# Floyd, GA: "Mini-Golden" Mom & Pups



## Penny & Maggie's Mom (Oct 4, 2007)

Bumping up... sure hope someone can save this mom and pups. The thought of them all being put down is nauseating.


----------



## GoldenPuppy (Mar 20, 2010)

Wish they were at a shelter like mine; it has a no kill policy. All shelters should be like that. If there wasn't such a quick deadline to adopt them, more people would be able to help. Doesn't sound like they have really been there for long.


----------



## Emma&Tilly (May 15, 2005)

That is ridiculous that they would put a mum and all her pups down so quickly, she is beautiful..wouldn't be in a rescue 2 seconds over here! Wish I could help!!


----------



## paula bedard (Feb 5, 2008)

I sent this to the woman my son rescued his pup from. She's in Arkansas but has placed pups up and down the East Coast. I'll post it on my FB page too.


----------



## coppers-mom (Jan 9, 2009)

They are near atlanta - 150ish miles from me. I'll pull them if anyone can foster or finds a rescue.
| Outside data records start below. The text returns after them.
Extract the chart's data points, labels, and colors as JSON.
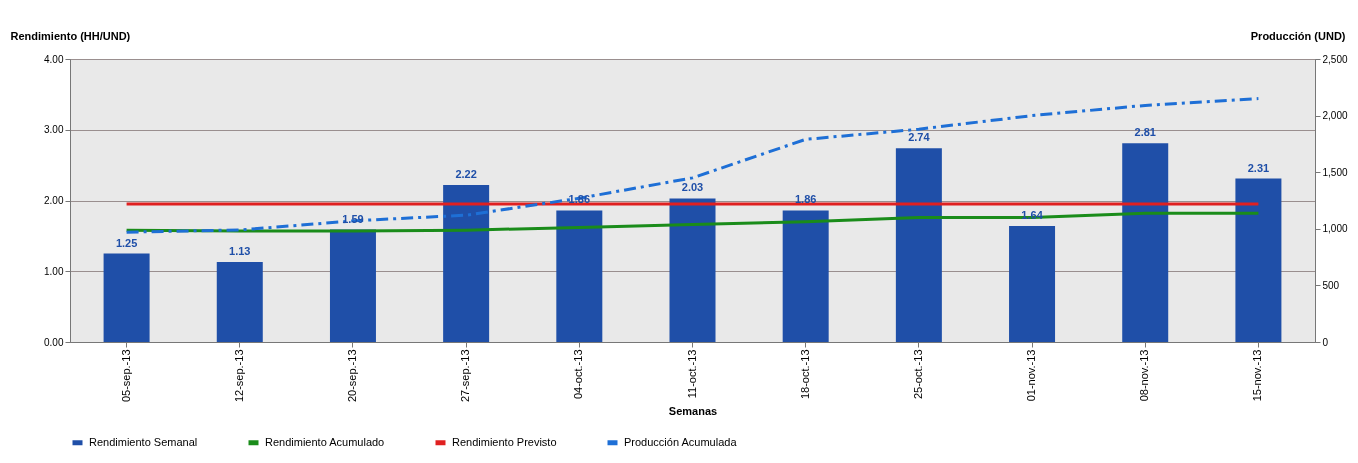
{
  "chart_data": {
    "type": "bar",
    "xlabel": "Semanas",
    "ylabel": "Rendimiento (HH/UND)",
    "y2label": "Producción (UND)",
    "categories": [
      "05-sep.-13",
      "12-sep.-13",
      "20-sep.-13",
      "27-sep.-13",
      "04-oct.-13",
      "11-oct.-13",
      "18-oct.-13",
      "25-oct.-13",
      "01-nov.-13",
      "08-nov.-13",
      "15-nov.-13"
    ],
    "series": [
      {
        "name": "Rendimiento Semanal",
        "color": "#1f4fa8",
        "values": [
          1.25,
          1.13,
          1.59,
          2.22,
          1.86,
          2.03,
          1.86,
          2.74,
          1.64,
          2.81,
          2.31
        ],
        "value_labels": [
          "1.25",
          "1.13",
          "1.59",
          "2.22",
          "1.86",
          "2.03",
          "1.86",
          "2.74",
          "1.64",
          "2.81",
          "2.31"
        ]
      },
      {
        "name": "Rendimiento Acumulado",
        "type": "line",
        "color": "#1a8c1a",
        "values": [
          1.58,
          1.57,
          1.57,
          1.58,
          1.62,
          1.66,
          1.7,
          1.76,
          1.76,
          1.82,
          1.82
        ]
      },
      {
        "name": "Rendimiento Previsto",
        "type": "line",
        "color": "#e02020",
        "values": [
          1.95,
          1.95,
          1.95,
          1.95,
          1.95,
          1.95,
          1.95,
          1.95,
          1.95,
          1.95,
          1.95
        ]
      },
      {
        "name": "Producción Acumulada",
        "type": "line",
        "color": "#1e6fd6",
        "axis": "y2",
        "line_style": "dashed",
        "values": [
          970,
          990,
          1070,
          1120,
          1270,
          1450,
          1790,
          1880,
          2000,
          2090,
          2150
        ]
      }
    ],
    "ylim": [
      0,
      4
    ],
    "yticks": [
      {
        "value": 0,
        "label": "0.00"
      },
      {
        "value": 1,
        "label": "1.00"
      },
      {
        "value": 2,
        "label": "2.00"
      },
      {
        "value": 3,
        "label": "3.00"
      },
      {
        "value": 4,
        "label": "4.00"
      }
    ],
    "y2lim": [
      0,
      2500
    ],
    "y2ticks": [
      0,
      500,
      {
        "value": 1000,
        "label": "1,000"
      },
      {
        "value": 1500,
        "label": "1,500"
      },
      {
        "value": 2000,
        "label": "2,000"
      },
      {
        "value": 2500,
        "label": "2,500"
      }
    ],
    "grid": "y",
    "legend": "bottom"
  }
}
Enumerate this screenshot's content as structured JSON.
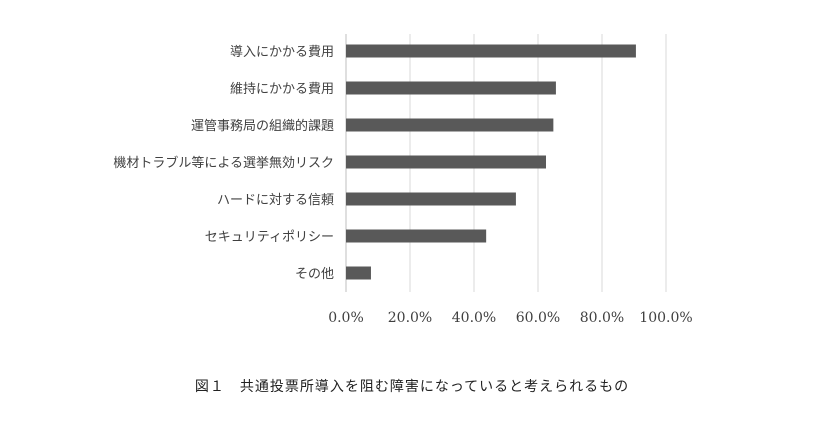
{
  "chart_data": {
    "type": "bar",
    "orientation": "horizontal",
    "categories": [
      "導入にかかる費用",
      "維持にかかる費用",
      "運管事務局の組織的課題",
      "機材トラブル等による選挙無効リスク",
      "ハードに対する信頼",
      "セキュリティポリシー",
      "その他"
    ],
    "values": [
      90.6,
      65.6,
      64.8,
      62.5,
      53.1,
      43.8,
      7.8
    ],
    "xlim": [
      0,
      100
    ],
    "xticks": [
      "0.0%",
      "20.0%",
      "40.0%",
      "60.0%",
      "80.0%",
      "100.0%"
    ],
    "grid": true,
    "bar_color": "#595959",
    "grid_color": "#d9d9d9"
  },
  "caption": "図１　共通投票所導入を阻む障害になっていると考えられるもの"
}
mama is soooooo cute and the pups are too.


----------



## C's Mom (Dec 7, 2009)

Penny & Maggie's Mom said:


> Bumping up... sure hope someone can save this mom and pups. The thought of them all being put down is nauseating.


My thoughts exactly. Keeping fingers crossed that they get rescued/adoped out of there soon.


----------



## Spartan Mom (Jun 18, 2009)

Based on a post on SGD forums, I *think* this little family will be safe - no confirmation, though.

The person who posts for Floyd posted a plea this morning for a Mountain Cur mom and pups, saying that there were two moms with pups at Floyd, and Mountain Cur had no offers while the other one had several. I thinking "the other one" must be the "mini-golden".

So - looks like good news - I'll update if I find out anything more.


----------



## FinnTastic (Apr 20, 2009)

I checked Petfinder and they are still posted on there.


----------



## FinnTastic (Apr 20, 2009)

Spartan Mom - Did you get any updates?


----------



## CrystalG (Aug 12, 2009)

I just seen this now....it makes me sick just thinking about this. Poor mom and pups. Any word on if they are okay?


----------



## 3SweetGoldens (Feb 28, 2007)

I am so praying this "adorable' family will be adopted and saved by a loving family! Please keep us updated....if anyone hears anything. There must be some other no kill shelter near by, that would be willing to take them in. It makes me just SICK, the thought of them being put to sleep.


----------



## Spartan Mom (Jun 18, 2009)

They are not in the current "urgent" post for Floyd, so I'm still thinking that they are safe. I will ask my contact in GA tomorrow - she's the one who asked me to post them.


----------



## Spartan Mom (Jun 18, 2009)

Just saw this on the Lab Board - posted by my contact in GA:

golden x mom and her pups have rescue, & will be pulled tomorrow all together


----------